An illustration depicting bidirectional modulation of memory components with hippocampal cholinergic tone. Higher hippocampal acetylcholine (ACh) during awake and rapid-eye movement (REM) sleep states facilitate encoding of novel, spatial, and contextual information by favoring extrinsic pathways from neocortex to the hippocampus. Additionally, increasing ACh levels suppress retrieval of previously acquired information by inhibiting intrinsic pathway in the hippocampus to prevent interference. Reduced hippocampal tone during the slow wave sleep (SWS) facilitate consolidation of declarative memories by favoring the transfer of information from hippocampus to neocortex for long-term storage.

Figure 3.

Schematic illustration of the model depicting cholinergic regulation of hippocampal theta. Activation of both direct pathways via cholinergic neurons in the medial septum (MS), and indirect pathways through MS GABAergic neurons, to the hippocampus, are required for theta entrainment and maintenance of memory encoding and retrieval. Peaks of hippocampal theta precisely synchronizes with the spiking activity of pyramidal neurons of the CA1 subfield and entorhinal cortex, while the troughs of theta synchronizes with spiking activity of CA3 pyramidal neurons.

Figure 4:

Dynamics of cholinergic SHP and cognitive impairments in stress-related pathologies. The hypocholinergic response in the hippocampus causing cognitive decline in age-related neuropathologies is hypothesized to be primarily driven by stress-mediated atrophy of MS cholinergic neurons.

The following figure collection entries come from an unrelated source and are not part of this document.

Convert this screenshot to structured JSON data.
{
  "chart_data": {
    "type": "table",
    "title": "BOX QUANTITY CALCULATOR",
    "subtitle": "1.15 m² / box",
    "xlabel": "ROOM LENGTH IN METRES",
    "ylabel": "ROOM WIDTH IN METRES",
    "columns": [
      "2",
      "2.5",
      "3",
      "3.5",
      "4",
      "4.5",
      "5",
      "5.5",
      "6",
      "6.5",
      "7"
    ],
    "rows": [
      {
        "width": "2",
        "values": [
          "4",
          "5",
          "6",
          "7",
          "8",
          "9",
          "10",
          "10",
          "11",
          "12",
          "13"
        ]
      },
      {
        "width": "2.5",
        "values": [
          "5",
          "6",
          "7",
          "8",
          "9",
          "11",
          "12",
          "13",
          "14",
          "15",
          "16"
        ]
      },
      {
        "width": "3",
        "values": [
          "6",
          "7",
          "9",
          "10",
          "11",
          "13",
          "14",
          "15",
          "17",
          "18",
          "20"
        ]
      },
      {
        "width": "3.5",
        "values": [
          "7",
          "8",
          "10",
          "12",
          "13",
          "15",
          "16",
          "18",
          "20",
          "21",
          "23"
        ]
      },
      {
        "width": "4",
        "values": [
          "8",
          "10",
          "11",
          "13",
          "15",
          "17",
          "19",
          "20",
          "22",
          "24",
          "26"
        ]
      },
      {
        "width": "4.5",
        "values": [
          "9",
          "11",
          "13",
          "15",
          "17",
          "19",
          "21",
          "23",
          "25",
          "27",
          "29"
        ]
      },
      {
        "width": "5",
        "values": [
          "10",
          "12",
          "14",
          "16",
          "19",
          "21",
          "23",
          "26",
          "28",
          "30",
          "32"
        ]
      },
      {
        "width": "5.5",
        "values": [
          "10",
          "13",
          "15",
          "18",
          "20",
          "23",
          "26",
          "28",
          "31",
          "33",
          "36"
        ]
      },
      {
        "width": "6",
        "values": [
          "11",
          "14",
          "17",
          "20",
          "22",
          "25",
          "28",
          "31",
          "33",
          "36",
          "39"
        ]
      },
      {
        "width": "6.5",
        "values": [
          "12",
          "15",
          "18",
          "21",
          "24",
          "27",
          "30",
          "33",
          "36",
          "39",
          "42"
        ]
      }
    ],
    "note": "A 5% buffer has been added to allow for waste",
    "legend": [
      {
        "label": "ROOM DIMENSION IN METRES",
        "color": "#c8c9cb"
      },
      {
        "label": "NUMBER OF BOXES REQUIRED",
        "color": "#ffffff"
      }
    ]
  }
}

On the contrary, stress-induced maladaptive hyperactivity of local hippocampal cholinergic circuits contributes to cognitive impairments associated with mood disorders.

Figure 5:

Schematic depicting potential therapeutic targets to improve episodic memory impairments in stress-related psychiatric disorders and neurodegenerative conditions. Physiological stress activates HPA-axis that results in the secretion of CRF and glucocorticoids. Cholinergic SHP is an important target of these mediators that is implicated in regulating the adaptive HPA-axis stress response. Hippocampal cholinergic transmission differentially regulates discrete subcomponents of episodic memory and optimal ACh signaling is critical for efficient memory encoding and retrieval, and cortical gating of information for consolidation. Maladaptive stress in different pathologies (such as depression, anxiety, and AD) is associated with dysregulated HPA-axis and aberrations in hippocampal cholinergic signaling that result in impaired pattern separation and disruption of episodic memories. Therefore, therapeutic strategies to optimize cholinergic signaling could potentially focus on cellular targets that are either upstream or downstream of cholinergic SHP. The upstream targets include stress signaling mediators such as CRF₁ and glucocorticoid receptors that interact with MS cholinergic neurons and hippocampal synapses. Another potential target could be CRF-BP, a CRF sequestering protein, which regulates the physiological effects of CRF. Thus, modulators of these stress mediators may hold promise to normalize dysregulated cholinergic signaling and improve memory. Downstream targets include cholinergic receptors including M1/M2/M4 mAChRs and α7/α4β2 nAChRs and strategies to develop ligands that modulate these receptors may improve pattern separation by making episodic memories of positive and negative experiences distinct during storage. Another strategy to maintain adequate levels of ACh in hippocampal networks is by exploiting stress-sensitive transcriptional component of AChE. Lastly, deep brain stimulation of MS neurons could be another approach to synchronize cholinergic mediation of hippocampal theta.